Sitting in the back of a truck with the caption, “hood rat immigrant-ish” isn’t funny, it is dehumanizing and demeaning. Jokes like this deepen stereotypes making it harder to break from the bounds of racism and at the same time-killing-relational value for minorities.
Coming from a place of privilege means coming from a place of acceptance from birth, society’s precursors either puts you to be on successful or neutral ground. This means stereotypes associated with a social class are positive. Someone saying that white people are smarter than people of color, which intelligence isn’t unique to race, is an example of negative stereotypes.
Having positive stereotypes makes it harder to empathize with people who are associated with negative stereotypes. Not empathizing is what allows xenophobic jokes to be accepted. Xenophobia is defined by Google as, “intense or irrational dislike or fear of people from other countries.” Lack of empathy is what allows jokes like, “hood rat” or implying immigrants come from the back of a truck to be funny.
In reality hood rat is incredibly offensive. Alex Anderson explains that “hood rat” means the lowest of low in the economic classes and at the bottom of society’s bottom. Hood rat deepens the stereotype of poverty and violence of any social group, that isn’t white-upper-middle class, and makes breaking systemic or institutional racism even more difficult.
Sitting in the back of a truck and saying being an immigrant is offensive because it degrades the struggles of people who had to provide a better life for themselves or their children. Downplaying their struggles is saying that their problems do not matter and they are not worthy of your respect; it is dehumanizing. This is when you make someone less human, meaning you do not hold the same value to someone as you would to someone you know or to yourself.
Think of a time when you thought life was hard and you could not stop crying, no matter what the problem, and then imagine that you saw me walking around laughing at you for crying about whatever that problem is. To me, in this example, your problem is a joke.
Another reason why jokes about immigration and riding in a truck are offensive is that it does not acknowledge the scope of immigration. Not all immigrants come from south of the border or even by land. Jokes that look at the stereotype deny the existence of the rest of the problem. This not saying that one form of immigration has it worse than any other, but denying the existence of someone and their problems is also dehumanizing.

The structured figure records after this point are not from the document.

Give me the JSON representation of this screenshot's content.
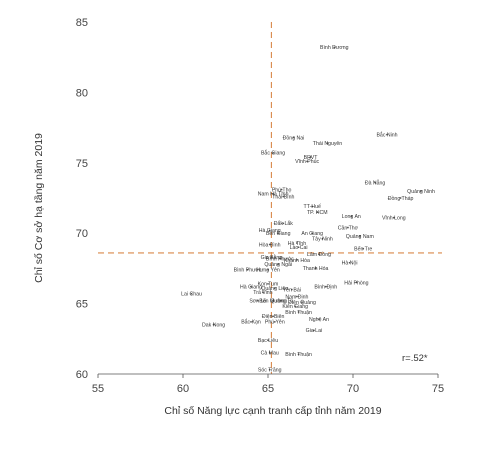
{
  "chart_data": {
    "type": "scatter",
    "xlabel": "Chỉ số Năng lực cạnh tranh cấp tỉnh năm 2019",
    "ylabel": "Chỉ số Cơ sở hạ tầng năm 2019",
    "xlim": [
      55,
      75
    ],
    "ylim": [
      60,
      85
    ],
    "xticks": [
      "55",
      "60",
      "65",
      "70",
      "75"
    ],
    "yticks": [
      "60",
      "65",
      "70",
      "75",
      "80",
      "85"
    ],
    "reference_lines": {
      "x": 65.2,
      "y": 68.6,
      "color": "#d9894a",
      "style": "dashed"
    },
    "annotation": "r=.52*",
    "marker_color": "#555555",
    "points": [
      {
        "label": "Bình Dương",
        "x": 68.9,
        "y": 83.2
      },
      {
        "label": "Bắc Ninh",
        "x": 72.0,
        "y": 77.0
      },
      {
        "label": "Đồng Nai",
        "x": 66.5,
        "y": 76.8
      },
      {
        "label": "Thái Nguyên",
        "x": 68.5,
        "y": 76.4
      },
      {
        "label": "Bắc Giang",
        "x": 65.3,
        "y": 75.7
      },
      {
        "label": "BRVT",
        "x": 67.5,
        "y": 75.4
      },
      {
        "label": "Vĩnh Phúc",
        "x": 67.3,
        "y": 75.1
      },
      {
        "label": "Đà Nẵng",
        "x": 71.3,
        "y": 73.6
      },
      {
        "label": "Quảng Ninh",
        "x": 74.0,
        "y": 73.0
      },
      {
        "label": "Đồng Tháp",
        "x": 72.8,
        "y": 72.5
      },
      {
        "label": "Phú Thọ",
        "x": 65.8,
        "y": 73.1
      },
      {
        "label": "Nam Hà Tĩnh",
        "x": 65.3,
        "y": 72.8
      },
      {
        "label": "Thái Bình",
        "x": 65.9,
        "y": 72.6
      },
      {
        "label": "TT-Huế",
        "x": 67.6,
        "y": 71.9
      },
      {
        "label": "TP. HCM",
        "x": 67.9,
        "y": 71.5
      },
      {
        "label": "Long An",
        "x": 69.9,
        "y": 71.2
      },
      {
        "label": "Vĩnh Long",
        "x": 72.4,
        "y": 71.1
      },
      {
        "label": "Đắk Lắk",
        "x": 65.9,
        "y": 70.7
      },
      {
        "label": "Cần Thơ",
        "x": 69.7,
        "y": 70.4
      },
      {
        "label": "Hà Giang",
        "x": 65.1,
        "y": 70.2
      },
      {
        "label": "Bến Giang",
        "x": 65.6,
        "y": 70.0
      },
      {
        "label": "An Giang",
        "x": 67.6,
        "y": 70.0
      },
      {
        "label": "Quảng Nam",
        "x": 70.4,
        "y": 69.8
      },
      {
        "label": "Tây Ninh",
        "x": 68.2,
        "y": 69.6
      },
      {
        "label": "Hòa Bình",
        "x": 65.1,
        "y": 69.2
      },
      {
        "label": "Hà Tĩnh",
        "x": 66.7,
        "y": 69.3
      },
      {
        "label": "Lào Cai",
        "x": 66.8,
        "y": 69.0
      },
      {
        "label": "Bến Tre",
        "x": 70.6,
        "y": 68.9
      },
      {
        "label": "Lâm Đồng",
        "x": 68.0,
        "y": 68.5
      },
      {
        "label": "Gia Bằng",
        "x": 65.2,
        "y": 68.3
      },
      {
        "label": "Bình Phước",
        "x": 65.7,
        "y": 68.2
      },
      {
        "label": "Khánh Hòa",
        "x": 66.7,
        "y": 68.1
      },
      {
        "label": "Quảng Ngãi",
        "x": 65.6,
        "y": 67.8
      },
      {
        "label": "Hà Nội",
        "x": 69.8,
        "y": 67.9
      },
      {
        "label": "Thanh Hóa",
        "x": 67.8,
        "y": 67.5
      },
      {
        "label": "Bình Phước",
        "x": 63.8,
        "y": 67.4
      },
      {
        "label": "Hưng Yên",
        "x": 65.0,
        "y": 67.4
      },
      {
        "label": "Hải Phòng",
        "x": 70.2,
        "y": 66.5
      },
      {
        "label": "Kon Tum",
        "x": 65.0,
        "y": 66.4
      },
      {
        "label": "Hà Giang",
        "x": 64.0,
        "y": 66.2
      },
      {
        "label": "Quảng Liên",
        "x": 65.4,
        "y": 66.1
      },
      {
        "label": "Yên Bái",
        "x": 66.4,
        "y": 66.0
      },
      {
        "label": "Bình Định",
        "x": 68.4,
        "y": 66.2
      },
      {
        "label": "Lai Chau",
        "x": 60.5,
        "y": 65.7
      },
      {
        "label": "Trà Vinh",
        "x": 64.7,
        "y": 65.8
      },
      {
        "label": "Nam Định",
        "x": 66.7,
        "y": 65.5
      },
      {
        "label": "Sơn La",
        "x": 64.4,
        "y": 65.2
      },
      {
        "label": "Bến Mường",
        "x": 65.3,
        "y": 65.2
      },
      {
        "label": "Quảng Trị",
        "x": 65.8,
        "y": 65.2
      },
      {
        "label": "Điện Quảng",
        "x": 67.0,
        "y": 65.1
      },
      {
        "label": "Kiên Giang",
        "x": 66.6,
        "y": 64.8
      },
      {
        "label": "Bình Thuận",
        "x": 66.8,
        "y": 64.4
      },
      {
        "label": "Điện Biên",
        "x": 65.3,
        "y": 64.1
      },
      {
        "label": "Nghệ An",
        "x": 68.0,
        "y": 63.9
      },
      {
        "label": "Dak Nong",
        "x": 61.8,
        "y": 63.5
      },
      {
        "label": "Bắc Kạn",
        "x": 64.0,
        "y": 63.7
      },
      {
        "label": "Phú Yên",
        "x": 65.4,
        "y": 63.7
      },
      {
        "label": "Gia Lai",
        "x": 67.7,
        "y": 63.1
      },
      {
        "label": "Bạc Liêu",
        "x": 65.0,
        "y": 62.4
      },
      {
        "label": "Cà Mau",
        "x": 65.1,
        "y": 61.5
      },
      {
        "label": "Bình Thuận",
        "x": 66.8,
        "y": 61.4
      },
      {
        "label": "Sóc Trăng",
        "x": 65.1,
        "y": 60.3
      }
    ]
  }
}
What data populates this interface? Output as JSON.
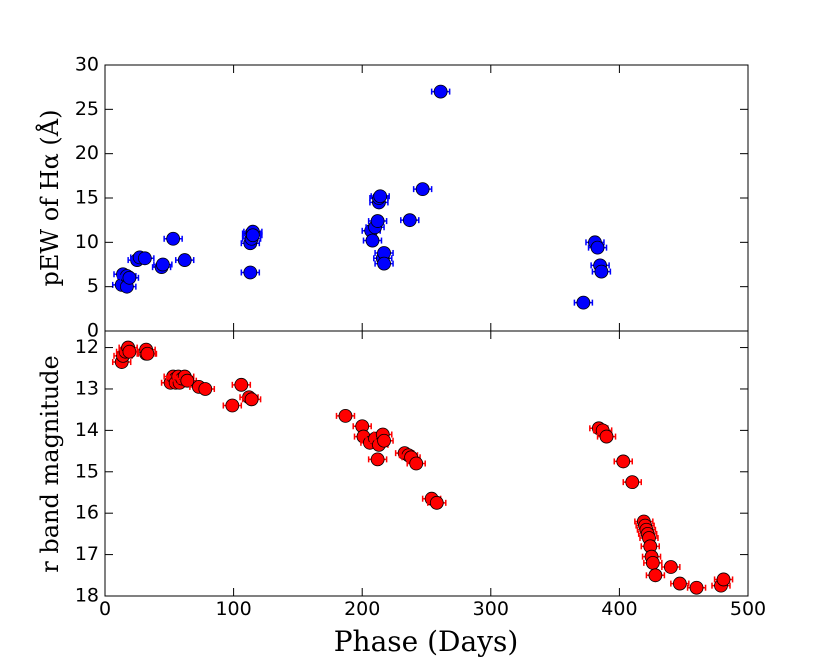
{
  "chart_data": [
    {
      "type": "scatter",
      "ylabel": "pEW of Hα (Å)",
      "ylim": [
        0,
        30
      ],
      "y_ticks": [
        "0",
        "5",
        "10",
        "15",
        "20",
        "25",
        "30"
      ],
      "marker_color": "#0000ff",
      "errorbar_color": "#0000ff",
      "x": [
        13,
        14,
        17,
        17,
        19,
        25,
        27,
        31,
        44,
        45,
        53,
        62,
        113,
        113,
        114,
        114,
        115,
        115,
        207,
        208,
        210,
        212,
        213,
        213,
        214,
        216,
        217,
        217,
        237,
        247,
        261,
        372,
        381,
        383,
        385,
        386
      ],
      "y": [
        5.2,
        6.4,
        6.2,
        5.0,
        6.0,
        8.0,
        8.3,
        8.2,
        7.2,
        7.5,
        10.4,
        8.0,
        6.6,
        9.9,
        10.4,
        11.0,
        11.2,
        10.8,
        11.3,
        10.2,
        11.7,
        12.4,
        14.5,
        15.0,
        15.2,
        8.2,
        8.8,
        7.6,
        12.5,
        16.0,
        27.0,
        3.2,
        10.0,
        9.4,
        7.4,
        6.7
      ]
    },
    {
      "type": "scatter",
      "ylabel": "r band magnitude",
      "ylim": [
        18,
        11.6
      ],
      "y_ticks": [
        "12",
        "13",
        "14",
        "15",
        "16",
        "17",
        "18"
      ],
      "marker_color": "#ff0000",
      "errorbar_color": "#ff0000",
      "x": [
        13,
        14,
        16,
        18,
        19,
        32,
        32,
        33,
        51,
        53,
        55,
        55,
        57,
        58,
        60,
        62,
        64,
        73,
        78,
        99,
        106,
        112,
        114,
        187,
        200,
        201,
        206,
        210,
        212,
        213,
        216,
        217,
        233,
        236,
        238,
        242,
        254,
        258,
        384,
        387,
        390,
        403,
        410,
        419,
        420,
        421,
        422,
        423,
        424,
        425,
        426,
        428,
        440,
        447,
        460,
        479,
        481
      ],
      "y": [
        12.35,
        12.2,
        12.1,
        12.0,
        12.1,
        12.15,
        12.05,
        12.15,
        12.85,
        12.7,
        12.75,
        12.85,
        12.7,
        12.85,
        12.75,
        12.7,
        12.8,
        12.95,
        13.0,
        13.4,
        12.9,
        13.2,
        13.25,
        13.65,
        13.9,
        14.15,
        14.3,
        14.2,
        14.7,
        14.35,
        14.1,
        14.25,
        14.55,
        14.6,
        14.65,
        14.8,
        15.65,
        15.75,
        13.95,
        14.0,
        14.15,
        14.75,
        15.25,
        16.2,
        16.3,
        16.4,
        16.5,
        16.6,
        16.8,
        17.05,
        17.2,
        17.5,
        17.3,
        17.7,
        17.8,
        17.75,
        17.6
      ]
    }
  ],
  "shared_x": {
    "xlabel": "Phase (Days)",
    "xlim": [
      0,
      500
    ],
    "x_ticks": [
      "0",
      "100",
      "200",
      "300",
      "400",
      "500"
    ]
  }
}
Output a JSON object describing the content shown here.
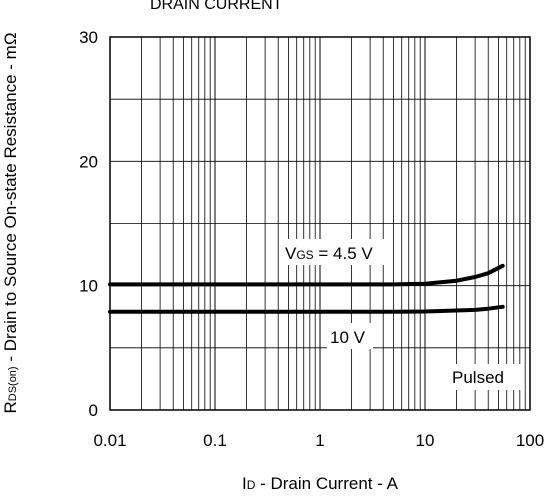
{
  "chart_data": {
    "type": "line",
    "title": "DRAIN CURRENT",
    "xlabel": {
      "sym": "I",
      "sub": "D",
      "rest": " - Drain Current - A"
    },
    "ylabel": {
      "sym": "R",
      "sub": "DS(on)",
      "rest": " - Drain to Source On-state Resistance - mΩ"
    },
    "x_scale": "log",
    "xlim": [
      0.01,
      100
    ],
    "ylim": [
      0,
      30
    ],
    "x_ticks": [
      "0.01",
      "0.1",
      "1",
      "10",
      "100"
    ],
    "y_ticks": [
      "0",
      "10",
      "20",
      "30"
    ],
    "grid": true,
    "series": [
      {
        "name": "VGS = 4.5 V",
        "label": {
          "sym": "V",
          "sub": "GS",
          "rest": " = 4.5 V"
        },
        "x": [
          0.01,
          0.1,
          1,
          5,
          10,
          20,
          30,
          40,
          55
        ],
        "y": [
          10.1,
          10.1,
          10.1,
          10.1,
          10.15,
          10.4,
          10.7,
          11.0,
          11.6
        ]
      },
      {
        "name": "10 V",
        "label": {
          "sym": "",
          "sub": "",
          "rest": "10 V"
        },
        "x": [
          0.01,
          0.1,
          1,
          5,
          10,
          20,
          30,
          40,
          55
        ],
        "y": [
          7.9,
          7.9,
          7.9,
          7.9,
          7.92,
          8.0,
          8.05,
          8.15,
          8.3
        ]
      }
    ],
    "annotations": [
      "Pulsed"
    ]
  }
}
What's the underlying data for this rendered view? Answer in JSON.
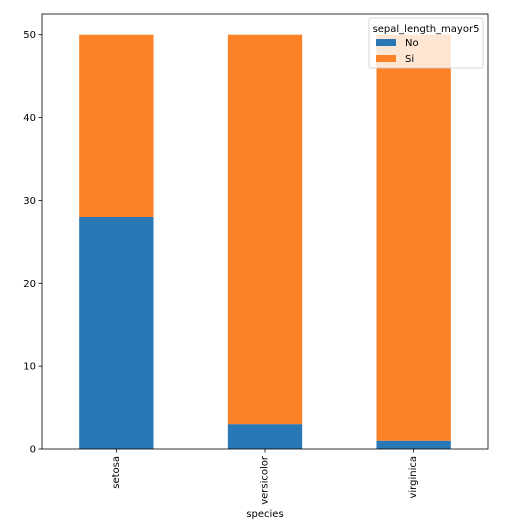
{
  "chart_data": {
    "type": "bar",
    "stacked": true,
    "categories": [
      "setosa",
      "versicolor",
      "virginica"
    ],
    "series": [
      {
        "name": "No",
        "values": [
          28,
          3,
          1
        ],
        "color": "#2878b5"
      },
      {
        "name": "Si",
        "values": [
          22,
          47,
          49
        ],
        "color": "#fd8127"
      }
    ],
    "xlabel": "species",
    "ylabel": "",
    "title": "",
    "ylim": [
      0,
      52.5
    ],
    "yticks": [
      0,
      10,
      20,
      30,
      40,
      50
    ],
    "grid": false,
    "legend": {
      "title": "sepal_length_mayor5",
      "placement": "top-right"
    }
  }
}
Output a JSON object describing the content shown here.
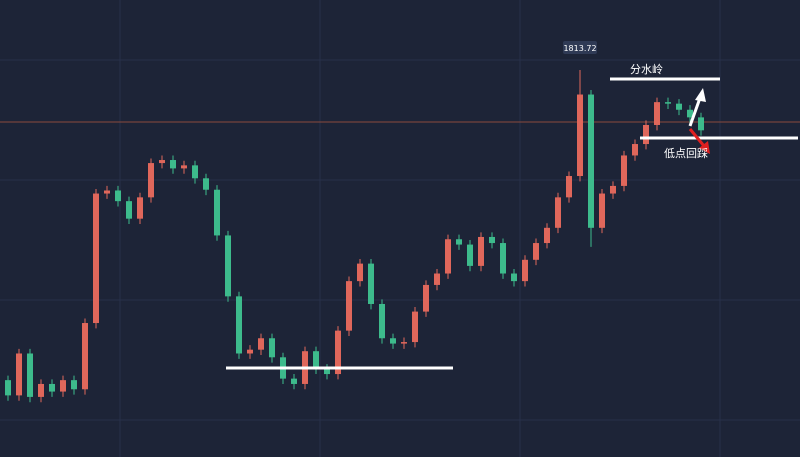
{
  "chart_data": {
    "type": "candlestick",
    "up_color": "#e0675b",
    "down_color": "#3dbb8c",
    "ylim": [
      1762.91,
      1822.91
    ],
    "open": [
      1773.0,
      1771.0,
      1776.5,
      1770.8,
      1772.5,
      1771.5,
      1773.0,
      1771.8,
      1780.5,
      1797.5,
      1797.9,
      1796.5,
      1794.2,
      1797.0,
      1801.5,
      1801.9,
      1800.8,
      1801.2,
      1799.5,
      1798.0,
      1792.0,
      1784.0,
      1776.5,
      1777.0,
      1778.5,
      1776.0,
      1773.2,
      1772.5,
      1776.8,
      1774.5,
      1773.8,
      1779.5,
      1786.0,
      1788.3,
      1783.0,
      1778.5,
      1777.8,
      1778.0,
      1782.0,
      1785.5,
      1787.0,
      1791.5,
      1790.8,
      1788.0,
      1791.8,
      1791.0,
      1787.0,
      1786.0,
      1788.8,
      1791.0,
      1793.0,
      1797.0,
      1799.8,
      1810.5,
      1793.0,
      1797.5,
      1798.5,
      1802.5,
      1804.0,
      1806.5,
      1809.5,
      1809.3,
      1808.5,
      1807.5
    ],
    "high": [
      1773.6,
      1777.1,
      1777.1,
      1773.1,
      1773.1,
      1773.6,
      1773.6,
      1781.1,
      1798.1,
      1798.5,
      1798.5,
      1797.1,
      1797.6,
      1802.1,
      1802.5,
      1802.5,
      1801.8,
      1801.8,
      1800.1,
      1798.6,
      1792.6,
      1784.6,
      1777.6,
      1779.1,
      1779.1,
      1776.6,
      1773.8,
      1777.4,
      1777.4,
      1775.1,
      1780.1,
      1786.6,
      1788.9,
      1788.9,
      1783.6,
      1779.1,
      1778.6,
      1782.6,
      1786.1,
      1787.6,
      1792.1,
      1792.1,
      1791.4,
      1792.4,
      1792.4,
      1791.6,
      1787.6,
      1789.4,
      1791.6,
      1793.6,
      1797.6,
      1800.4,
      1813.72,
      1811.1,
      1798.1,
      1799.1,
      1803.1,
      1804.6,
      1807.1,
      1810.1,
      1810.1,
      1809.9,
      1809.1,
      1808.1
    ],
    "low": [
      1770.3,
      1770.3,
      1770.1,
      1770.1,
      1770.8,
      1770.8,
      1771.1,
      1771.1,
      1779.8,
      1796.8,
      1795.8,
      1793.5,
      1793.5,
      1796.3,
      1800.8,
      1800.1,
      1800.1,
      1798.8,
      1797.3,
      1791.3,
      1783.3,
      1775.8,
      1775.8,
      1776.3,
      1775.3,
      1772.5,
      1771.8,
      1771.8,
      1773.8,
      1773.1,
      1773.1,
      1778.8,
      1785.3,
      1782.3,
      1777.8,
      1777.1,
      1777.1,
      1777.3,
      1781.3,
      1784.8,
      1786.3,
      1790.1,
      1787.3,
      1787.3,
      1790.3,
      1786.3,
      1785.3,
      1785.3,
      1788.1,
      1790.3,
      1792.3,
      1796.3,
      1799.1,
      1790.5,
      1792.3,
      1796.8,
      1797.8,
      1801.8,
      1803.3,
      1805.8,
      1808.6,
      1807.8,
      1806.8,
      1805.1
    ],
    "close": [
      1771.0,
      1776.5,
      1770.8,
      1772.5,
      1771.5,
      1773.0,
      1771.8,
      1780.5,
      1797.5,
      1797.9,
      1796.5,
      1794.2,
      1797.0,
      1801.5,
      1801.9,
      1800.8,
      1801.2,
      1799.5,
      1798.0,
      1792.0,
      1784.0,
      1776.5,
      1777.0,
      1778.5,
      1776.0,
      1773.2,
      1772.5,
      1776.8,
      1774.5,
      1773.8,
      1779.5,
      1786.0,
      1788.3,
      1783.0,
      1778.5,
      1777.8,
      1778.0,
      1782.0,
      1785.5,
      1787.0,
      1791.5,
      1790.8,
      1788.0,
      1791.8,
      1791.0,
      1787.0,
      1786.0,
      1788.8,
      1791.0,
      1793.0,
      1797.0,
      1799.8,
      1810.5,
      1793.0,
      1797.5,
      1798.5,
      1802.5,
      1804.0,
      1806.5,
      1809.5,
      1809.3,
      1808.5,
      1807.5,
      1805.8
    ],
    "annotations": [
      "分水岭",
      "低点回踩"
    ]
  }
}
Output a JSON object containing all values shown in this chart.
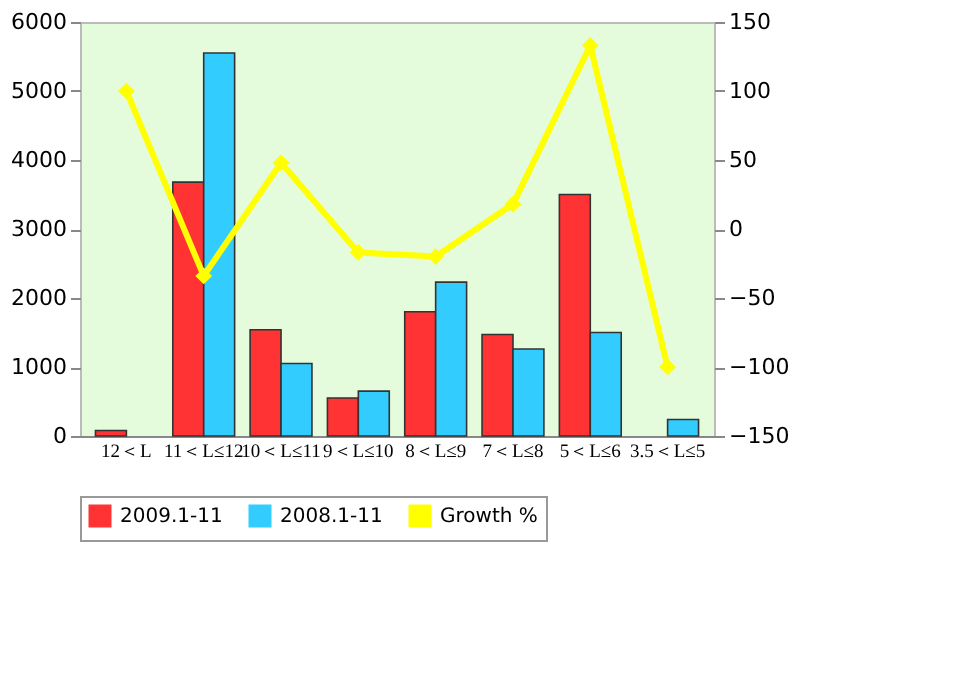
{
  "chart_data": {
    "type": "bar",
    "categories": [
      "12＜L",
      "11＜L≤12",
      "10＜L≤11",
      "9＜L≤10",
      "8＜L≤9",
      "7＜L≤8",
      "5＜L≤6",
      "3.5＜L≤5"
    ],
    "series": [
      {
        "name": "2009.1-11",
        "color": "#ff3333",
        "values": [
          80,
          3680,
          1540,
          550,
          1800,
          1470,
          3500,
          null
        ]
      },
      {
        "name": "2008.1-11",
        "color": "#33ccff",
        "values": [
          null,
          5550,
          1050,
          650,
          2230,
          1260,
          1500,
          240
        ]
      },
      {
        "name": "Growth %",
        "type": "line",
        "axis": "y2",
        "color": "#ffff00",
        "marker": "diamond",
        "values": [
          100,
          -34,
          48,
          -17,
          -20,
          18,
          133,
          -100
        ]
      }
    ],
    "ylim": [
      0,
      6000
    ],
    "yticks": [
      0,
      1000,
      2000,
      3000,
      4000,
      5000,
      6000
    ],
    "y2lim": [
      -150,
      150
    ],
    "y2ticks": [
      -150,
      -100,
      -50,
      0,
      50,
      100,
      150
    ],
    "grid": false,
    "legend": "bottom"
  }
}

Lowering one’s value makes people feel unwanted and unimportant. What happens when someone feels like they are not important is a loss of relational value. This is how important we feel to other people, but not limited by people we feel are important to us. According to Mark R. Leary in, “Sociometer Theory and the pursuit of relational value: getting to the root of self-esteem,” appearance and inculcation increase relational value and when relational value is up so is productivity.
Leary writes that self-esteem is a tool used to measure relational value. When jokes are being made, it is important to understand what the jokes mean and who’s self-esteem and relational value is being hurt because you are dehumanizing and belittling their problems.
It might be funny, to you, to make fun of people who are trying to make the lives of their families better, but don’t be surprised when people are offended because you are unable to look beyond your point of privilege.